Many consumers typically use their tax refunds to reduce or pay off debt in April – but this year was different. Notably, parents and people with student loan deferments were shocked to find smaller refunds, or worse, they wrote checks to the IRS. Most parents did not receive the “big” child tax credit write-off this year, as those credits were paid out in advance during 2021, and there’s no write-off of student loan interest for people who took deferments. These dynamics only added to the strain of inflationary budgets.

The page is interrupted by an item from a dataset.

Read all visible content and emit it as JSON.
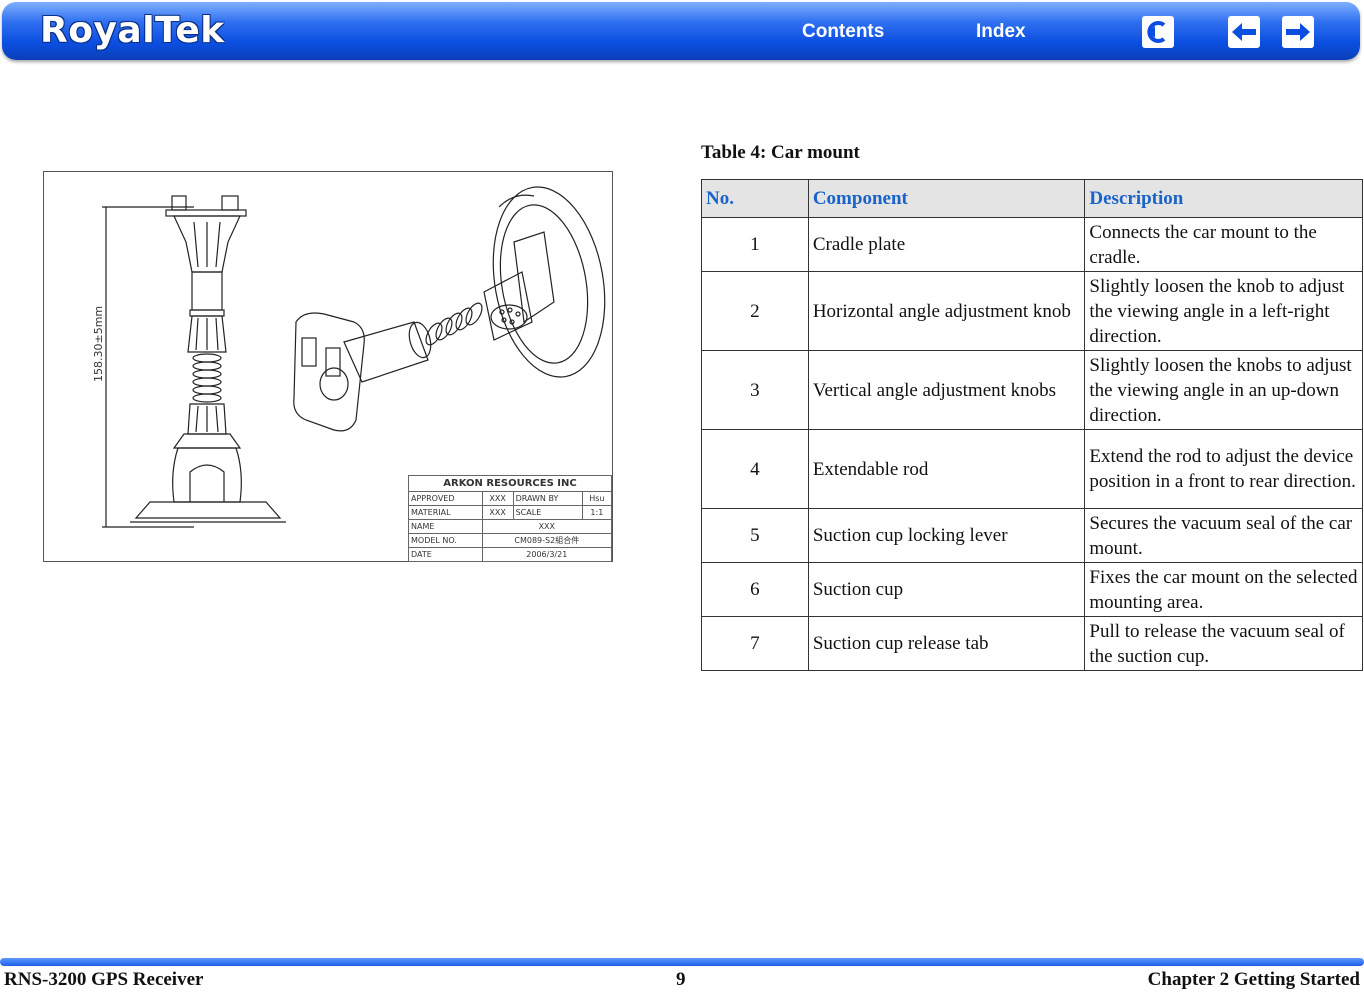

Financing requirements to buy a home and costs to own it have gone up, knocking many prospective buyers out of the market and adding budget stress for some owners. Several dynamics include:

  • Dramatically higher property tax assessments in many areas of the country, reflecting soaring home prices in a low inventory market, will result in higher taxes. For prospective buyers, the added cost may be too much to overcome. For current owners, the increase will be reflected on the higher escrow amounts on mortgage payments, yet another strain on the household budget.
  • Some of the nation’s biggest mortgage lenders are raising financing requirements for borrowers. Some banks have raised credit score requirements above 700 and are requiring down payments as high as 20%.
  • According to a Mortgage Bankers Association report, mortgage credit availability declined sharply in March. A benchmark index of mortgage credit availability fell by 16%, with availability across all loan types declining.
  • Data from LendingTree revealed that new mortgage offers to prospective borrowers with credit scores below 720 dropped by five percentage points between January and March. In the same period, mortgage refinance offers dropped by 10 percentage points for prospective borrowers with credit scores below 720. For both customer groups, the drop accelerated between February and March.
  • New Gallup poll results released in early May found that 30% of Americans believe now is a good time to buy a house. This is the lowest level on record since Gallup began surveying consumers on this question in 1978. This is also the first time that less than half of consumers thought it was a good time to buy. The poll also found that seven in 10 Americans expect home prices to rise in their area.

For those who cannot buy a home, high rental costs are squeezing budgets. In the 12 months through March 2022, average rent rose 17% according to research by ApartmentList.comThe average rent for a two-bedroom home in the U.S. is about $2,000, according to a recent research report from Rent.com, up by 22% on a year-over-year basis.

For those with federal student loan payments, payments have been postponed through August 2022. But when payments resume, some households will feel budget stress. For many, this is a substantial expense, especially after more than a year of forbearance.

 

Final Thoughts

Looking at our analysis of credit behavior in Q1 and over the past year, we’re concerned that many consumers under financial duress will continue to increasingly use credit to pay for “ordinary” things, such as groceries and fuel, and hold that debt instead of paying it off at the end of the month. Worse, we’re concerned that late payments and overdue payments that go to collections may increase as well. Lastly, credit scores always matter, but especially now with lenders tightening restrictions for whom they will loan money.

At ScoreSense, we provide credit monitoring to thousands of Americans. Our website and credit specialists offer personalized recommendations to help you better understand your credit and monitor for identity fraud.

 

Methodology

This study was conducted for ScoreSense© using the Google Surveys online portal. Surveys were collected in March 2022 among a sample of 519 consumers in the United States aged 24+ who might consider buying a home in 2022. The margin of error for total respondents is +/-4.3% at the 95% confidence level.